Coal Battle is a son of the multiple graded-stakes winner Coal Front, who was relocated this year from Kentucky to Louisiana, where his stud fee was $2,000. The relative rags-to-riches background made Coal Battle one of the feel-good stories of the May 3 Kentucky Derby.

The colt came into Churchill Downs off a third-place finish in the Arkansas Derby (G1) following a four-stakes win streak capped by Oaklawn Park’s Grade 2 $1 million Rebel Stakes. It was Briley’s first graded-stakes victory.

Falling five weeks after the Kentucky Derby, Churchill Downs’ Matt Winn Stakes (G3) had only four horses, but they were four good ones. Coal Battle finished third behind a pair of Grade 1 winners in a race that didn’t set up for anyone other than victorious front-runner East Avenue.

Coal Battle finished 1 1/4 lengths behind East Avenue, only a half-length behind runner-up Burnham Square, winner of Keeneland’s Grade 1 Toyota Blue Grass.

“It was super tough,” Taylor said. “There wasn’t quite enough pace in there for us, so he didn’t quite show the closing kick he normally does. We all got real excited between the eighth and sixteenth pole when he got heads-up with everybody. We were hoping he’d go on by him. But the horses on the lead had just enough in the tank to pull away from him. We’re proud of him.”

After five wins and two thirds in 10 lifetime starts and a bankroll of $1,228,875 that easily tops the Indiana Derby, Taylor wants Coal Battle to have continued success, more for the horse than anything.

“He definitely doesn’t owe anybody anything,” said Taylor, a former jockey. “He keeps performing, so we keep asking. We’re just going along for the ride, building his resume a little bit and having fun with him.”

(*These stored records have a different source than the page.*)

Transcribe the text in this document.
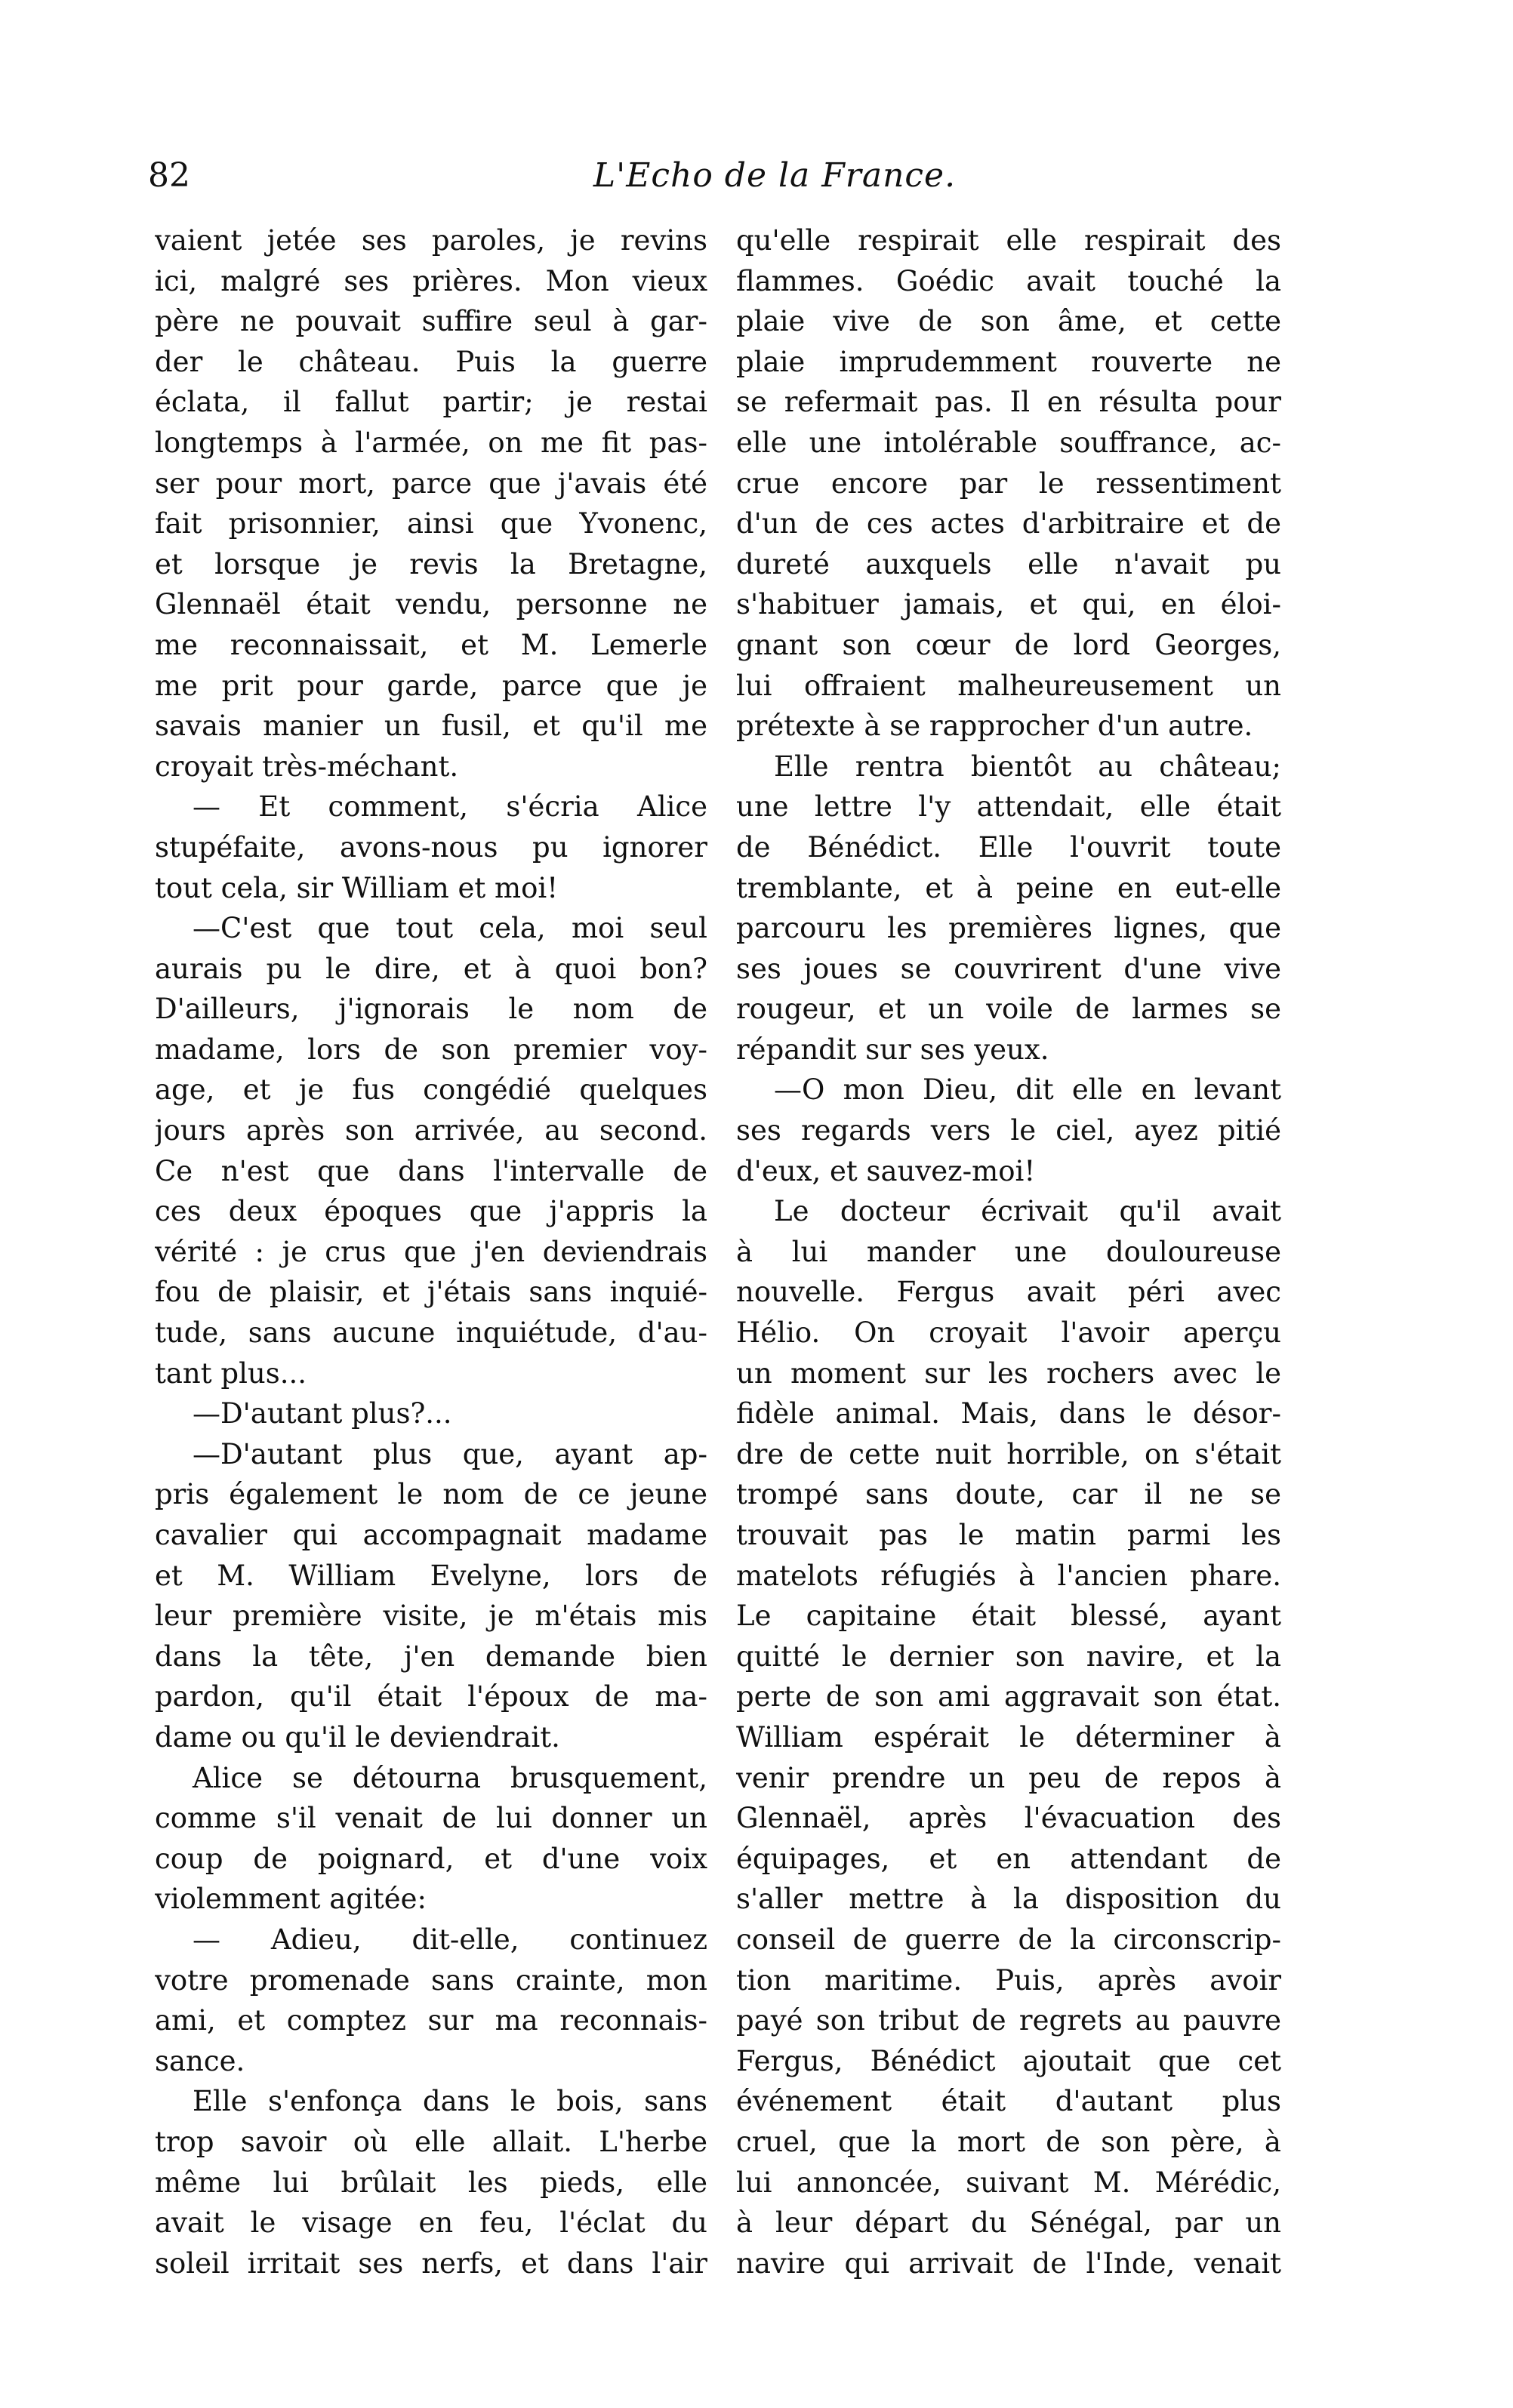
82	L'Echo de la France.
vaient jetée ses paroles, je revins
ici, malgré ses prières. Mon vieux
père ne pouvait suffire seul à gar-
der le château. Puis la guerre
éclata, il fallut partir; je restai
longtemps à l'armée, on me fit pas-
ser pour mort, parce que j'avais été
fait prisonnier, ainsi que Yvonenc,
et lorsque je revis la Bretagne,
Glennaël était vendu, personne ne
me reconnaissait, et M. Lemerle
me prit pour garde, parce que je
savais manier un fusil, et qu'il me
croyait très-méchant.
— Et comment, s'écria Alice
stupéfaite, avons-nous pu ignorer
tout cela, sir William et moi!
—C'est que tout cela, moi seul
aurais pu le dire, et à quoi bon?
D'ailleurs, j'ignorais le nom de
madame, lors de son premier voy-
age, et je fus congédié quelques
jours après son arrivée, au second.
Ce n'est que dans l'intervalle de
ces deux époques que j'appris la
vérité : je crus que j'en deviendrais
fou de plaisir, et j'étais sans inquié-
tude, sans aucune inquiétude, d'au-
tant plus...
—D'autant plus?...
—D'autant plus que, ayant ap-
pris également le nom de ce jeune
cavalier qui accompagnait madame
et M. William Evelyne, lors de
leur première visite, je m'étais mis
dans la tête, j'en demande bien
pardon, qu'il était l'époux de ma-
dame ou qu'il le deviendrait.
Alice se détourna brusquement,
comme s'il venait de lui donner un
coup de poignard, et d'une voix
violemment agitée:
— Adieu, dit-elle, continuez
votre promenade sans crainte, mon
ami, et comptez sur ma reconnais-
sance.
Elle s'enfonça dans le bois, sans
trop savoir où elle allait. L'herbe
même lui brûlait les pieds, elle
avait le visage en feu, l'éclat du
soleil irritait ses nerfs, et dans l'air
qu'elle respirait elle respirait des
flammes. Goédic avait touché la
plaie vive de son âme, et cette
plaie imprudemment rouverte ne
se refermait pas. Il en résulta pour
elle une intolérable souffrance, ac-
crue encore par le ressentiment
d'un de ces actes d'arbitraire et de
dureté auxquels elle n'avait pu
s'habituer jamais, et qui, en éloi-
gnant son cœur de lord Georges,
lui offraient malheureusement un
prétexte à se rapprocher d'un autre.
Elle rentra bientôt au château;
une lettre l'y attendait, elle était
de Bénédict. Elle l'ouvrit toute
tremblante, et à peine en eut-elle
parcouru les premières lignes, que
ses joues se couvrirent d'une vive
rougeur, et un voile de larmes se
répandit sur ses yeux.
—O mon Dieu, dit elle en levant
ses regards vers le ciel, ayez pitié
d'eux, et sauvez-moi!
Le docteur écrivait qu'il avait
à lui mander une douloureuse
nouvelle. Fergus avait péri avec
Hélio. On croyait l'avoir aperçu
un moment sur les rochers avec le
fidèle animal. Mais, dans le désor-
dre de cette nuit horrible, on s'était
trompé sans doute, car il ne se
trouvait pas le matin parmi les
matelots réfugiés à l'ancien phare.
Le capitaine était blessé, ayant
quitté le dernier son navire, et la
perte de son ami aggravait son état.
William espérait le déterminer à
venir prendre un peu de repos à
Glennaël, après l'évacuation des
équipages, et en attendant de
s'aller mettre à la disposition du
conseil de guerre de la circonscrip-
tion maritime. Puis, après avoir
payé son tribut de regrets au pauvre
Fergus, Bénédict ajoutait que cet
événement était d'autant plus
cruel, que la mort de son père, à
lui annoncée, suivant M. Mérédic,
à leur départ du Sénégal, par un
navire qui arrivait de l'Inde, venait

The Indiana Derby is a terrific betting race. Texas Derby winner Instant Replay is the 4-1 second choice, with Grade 1-placed Big Truzz 9-2 and Arkansas Derby runner-up Publisher 5-1. Chunk of Gold, second in the Louisiana Derby and Ohio Derby, and New York allowance winner Tip Top Thomas are 6-1 in the morning line.

 

 

“That’s a race we’d really enjoy winning,” Norman said (photo, with Coal Battle).

If Coal Battle goes off the post-time favorite, it will be only the second time in his career. The other was Delta Downs’ $100,000 Jean Lafitte that kicked off his win streak.

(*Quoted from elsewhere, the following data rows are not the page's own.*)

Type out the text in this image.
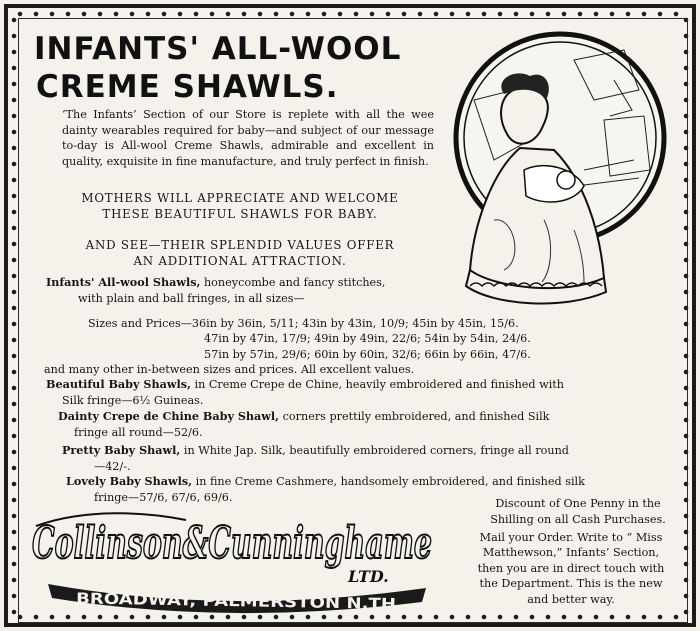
INFANTS' ALL-WOOL
CREME SHAWLS.
‘The Infants’ Section of our Store is replete with all the wee dainty wearables required for baby—and subject of our message to-day is All-wool Creme Shawls, admirable and excellent in quality, exquisite in fine manufacture, and truly perfect in finish.
MOTHERS WILL APPRECIATE AND WELCOME
THESE BEAUTIFUL SHAWLS FOR BABY.
AND SEE—THEIR SPLENDID VALUES OFFER
AN ADDITIONAL ATTRACTION.
Infants' All-wool Shawls, honeycombe and fancy stitches,
with plain and ball fringes, in all sizes—
Sizes and Prices—36in by 36in, 5/11; 43in by 43in, 10/9; 45in by 45in, 15/6.
47in by 47in, 17/9; 49in by 49in, 22/6; 54in by 54in, 24/6.
57in by 57in, 29/6; 60in by 60in, 32/6; 66in by 66in, 47/6.
and many other in-between sizes and prices. All excellent values.
Beautiful Baby Shawls, in Creme Crepe de Chine, heavily embroidered and finished with
Silk fringe—6½ Guineas.
Dainty Crepe de Chine Baby Shawl, corners prettily embroidered, and finished Silk
fringe all round—52/6.
Pretty Baby Shawl, in White Jap. Silk, beautifully embroidered corners, fringe all round
—42/-.
Lovely Baby Shawls, in fine Creme Cashmere, handsomely embroidered, and finished silk
fringe—57/6, 67/6, 69/6.	Discount of One Penny in the
Shilling on all Cash Purchases.
Mail your Order. Write to “ Miss
Matthewson,” Infants’ Section,
then you are in direct touch with
the Department. This is the new
and better way.
Collinson&Cunninghame
LTD.
BROADWAY, PALMERSTON N.TH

“He’s never really gotten to be the favorite in any of those races, and he’s still performed,” Taylor said. “At the end of the day when the odds come out, it’s not going to affect how we feel about him.”

Taylor, who also is Coal Battle’s exercise rider, said they will ship to Horseshoe Indianapolis on Wednesday after training at Churchill Downs. She let the colt pick up the pace through the stretch Tuesday.

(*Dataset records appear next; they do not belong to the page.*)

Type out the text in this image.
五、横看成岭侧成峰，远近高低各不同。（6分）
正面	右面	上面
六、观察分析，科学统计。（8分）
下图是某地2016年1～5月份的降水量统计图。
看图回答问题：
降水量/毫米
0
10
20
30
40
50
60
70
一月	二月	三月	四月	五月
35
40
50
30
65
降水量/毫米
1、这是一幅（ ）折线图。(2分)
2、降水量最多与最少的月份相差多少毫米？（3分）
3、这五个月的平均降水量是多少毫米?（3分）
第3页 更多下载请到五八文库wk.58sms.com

“I like the way he came off the track,” she said. “He’s out here being himself, trying to bite everybody, bouncing around the shed row. I’m excited about that. We’ll get checks, hit the board going a mile and an eighth. But I think a mile, a mile and a sixteenth, that’s his sweet spot. That closing kick he’s got, if he’s going a shorter distance, he’s got a solid five-sixteenths; some days if the pace sets up right, he can close from three-eighths. When he gets to run his race and show that kick, it’s explosive. He actually drops and takes off.”

Horseshoe Indy will be Coal Battle’s eighth track in 11 career starts.

“He’s a classy dude,” Taylor said. “He knows the drill when he gets on the trailer.”